Mi hai chiesto perché mi piace leggere dal Vecchio Testamento riguardo all'incontro di Elia con il Signore sul monte.

Quella lettura si riferisce infatti alla mia prima conversione, avevo allora ventidue anni. È stato molto intenso e, poiché fino ad allora non sapevo nulla di Dio, non potevo comprendere cosa fosse successo. Ho vissuto qualcosa che non sapevo né descrivere né spiegare. E non c'era nessuno a cui potessi rivolgermi.
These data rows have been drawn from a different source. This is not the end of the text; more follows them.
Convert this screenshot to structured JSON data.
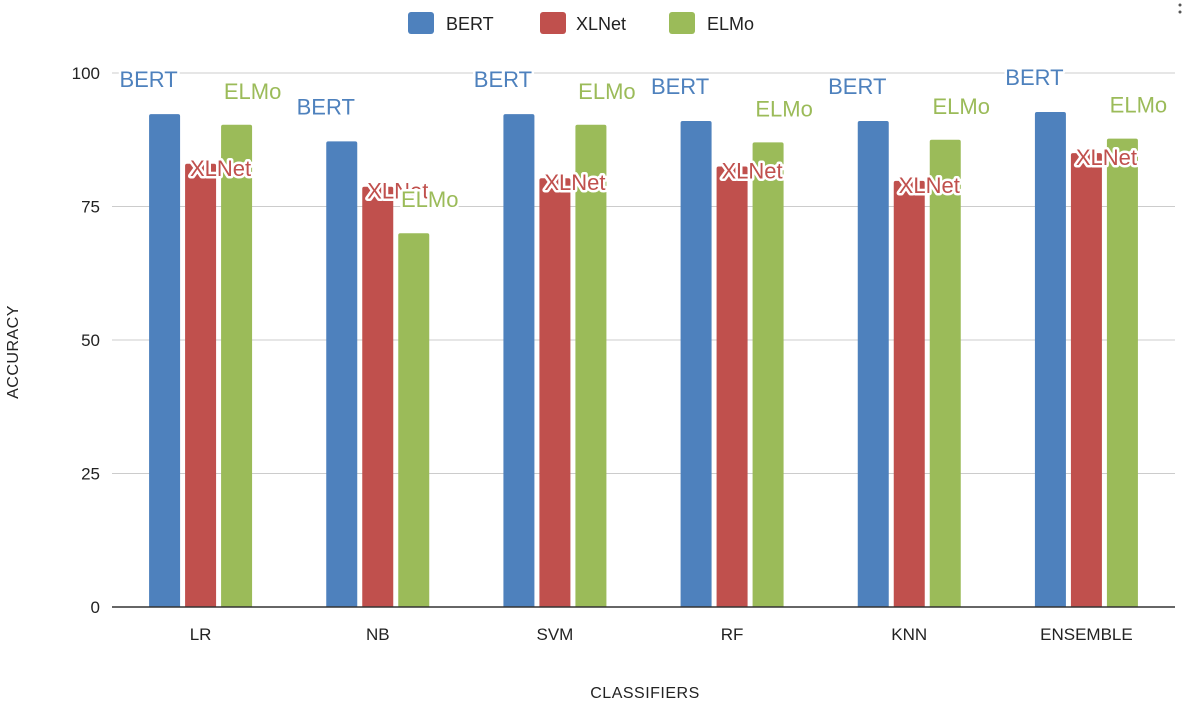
{
  "chart_data": {
    "type": "bar",
    "categories": [
      "LR",
      "NB",
      "SVM",
      "RF",
      "KNN",
      "ENSEMBLE"
    ],
    "series": [
      {
        "name": "BERT",
        "color": "#4e81bd",
        "values": [
          92.3,
          87.2,
          92.3,
          91.0,
          91.0,
          92.7
        ]
      },
      {
        "name": "XLNet",
        "color": "#c0504d",
        "values": [
          83.0,
          78.7,
          80.3,
          82.5,
          79.8,
          85.0
        ]
      },
      {
        "name": "ELMo",
        "color": "#9bbb59",
        "values": [
          90.3,
          70.0,
          90.3,
          87.0,
          87.5,
          87.7
        ]
      }
    ],
    "xlabel": "CLASSIFIERS",
    "ylabel": "ACCURACY",
    "ylim": [
      0,
      100
    ],
    "yticks": [
      0,
      25,
      50,
      75,
      100
    ],
    "grid": true,
    "legend": "top-center"
  }
}
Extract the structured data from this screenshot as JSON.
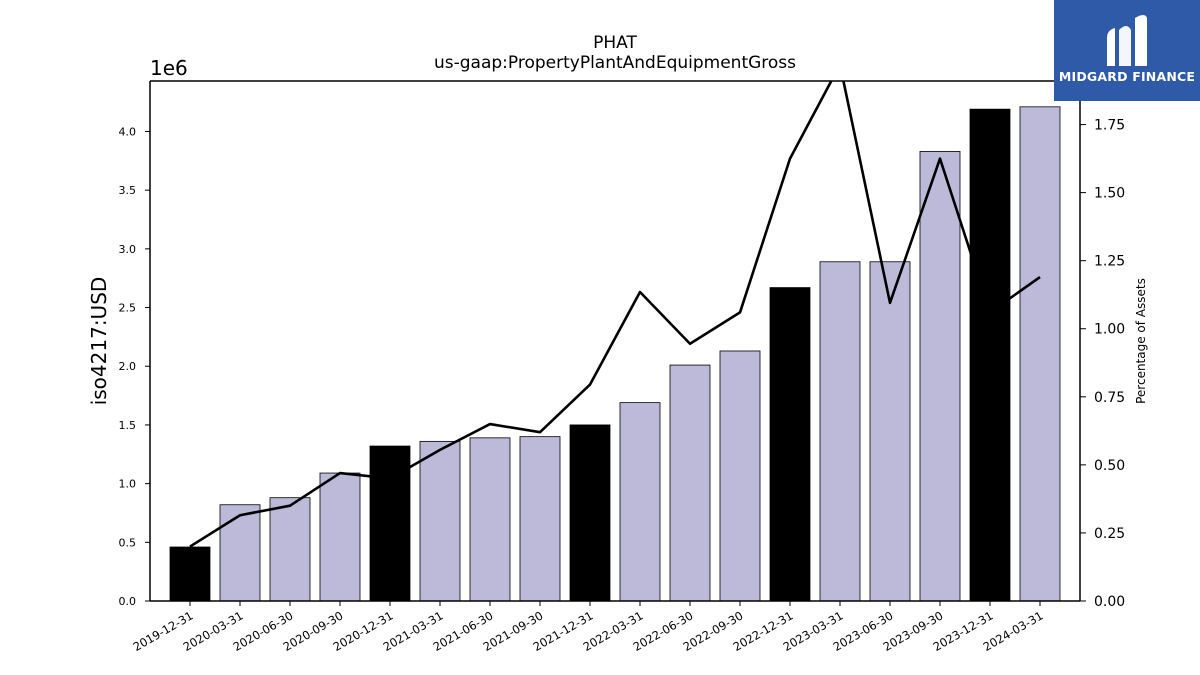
{
  "brand": {
    "name": "MIDGARD FINANCE",
    "bg_color": "#2e5aa8"
  },
  "chart_data": {
    "type": "bar",
    "title": "PHAT",
    "subtitle": "us-gaap:PropertyPlantAndEquipmentGross",
    "ylabel": "iso4217:USD",
    "y2label": "Percentage of Assets",
    "y_scale_label": "1e6",
    "categories": [
      "2019-12-31",
      "2020-03-31",
      "2020-06-30",
      "2020-09-30",
      "2020-12-31",
      "2021-03-31",
      "2021-06-30",
      "2021-09-30",
      "2021-12-31",
      "2022-03-31",
      "2022-06-30",
      "2022-09-30",
      "2022-12-31",
      "2023-03-31",
      "2023-06-30",
      "2023-09-30",
      "2023-12-31",
      "2024-03-31"
    ],
    "values": [
      460000,
      820000,
      880000,
      1090000,
      1320000,
      1360000,
      1390000,
      1400000,
      1500000,
      1690000,
      2010000,
      2130000,
      2670000,
      2890000,
      2890000,
      3830000,
      4190000,
      4210000
    ],
    "bar_colors": [
      "#000000",
      "#bcb9d9",
      "#bcb9d9",
      "#bcb9d9",
      "#000000",
      "#bcb9d9",
      "#bcb9d9",
      "#bcb9d9",
      "#000000",
      "#bcb9d9",
      "#bcb9d9",
      "#bcb9d9",
      "#000000",
      "#bcb9d9",
      "#bcb9d9",
      "#bcb9d9",
      "#000000",
      "#bcb9d9"
    ],
    "ylim": [
      0,
      4430000
    ],
    "yticks": [
      0,
      500000,
      1000000,
      1500000,
      2000000,
      2500000,
      3000000,
      3500000,
      4000000,
      4500000
    ],
    "ytick_labels": [
      "0.0",
      "0.5",
      "1.0",
      "1.5",
      "2.0",
      "2.5",
      "3.0",
      "3.5",
      "4.0",
      "4.5"
    ],
    "line_series": {
      "name": "Percentage of Assets",
      "color": "#000000",
      "values": [
        0.2,
        0.315,
        0.35,
        0.47,
        0.45,
        0.555,
        0.65,
        0.62,
        0.795,
        1.135,
        0.945,
        1.06,
        1.625,
        1.97,
        1.095,
        1.625,
        1.06,
        1.19
      ]
    },
    "y2lim": [
      0,
      1.91
    ],
    "y2ticks": [
      0,
      0.25,
      0.5,
      0.75,
      1.0,
      1.25,
      1.5,
      1.75
    ],
    "y2tick_labels": [
      "0.00",
      "0.25",
      "0.50",
      "0.75",
      "1.00",
      "1.25",
      "1.50",
      "1.75"
    ],
    "grid": false,
    "legend": "none"
  }
}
Solo dopo un po' di tempo, ho "casualmente" trovato nella Bibbia Elia e il suo incontro con Dio a Oreb (non so neanche perché e come, fino ad allora non avevo letto la Bibbia). Ho immediatamente ricordato la mia esperienza di Dio nel silenzio (o nella brezza), che non dimenticherò mai. Il modo in cui continuava a risuonare nella mia mente qualcosa come: "La mia vita non è mia!" Volevo scappare, seppellirmi profondamente sotto terra, nascondermi ovunque. E allo stesso tempo avevo un solo desiderio: "Sii solo Tu!"

In questo passaggio sull'incontro di Elia con Dio ho trovato per la prima volta spiegazione di ciò che ho vissuto. E ogni volta che sento questa lettura, i miei ricordi iniziano a riaffiorare vividamente. Anche dopo molti anni.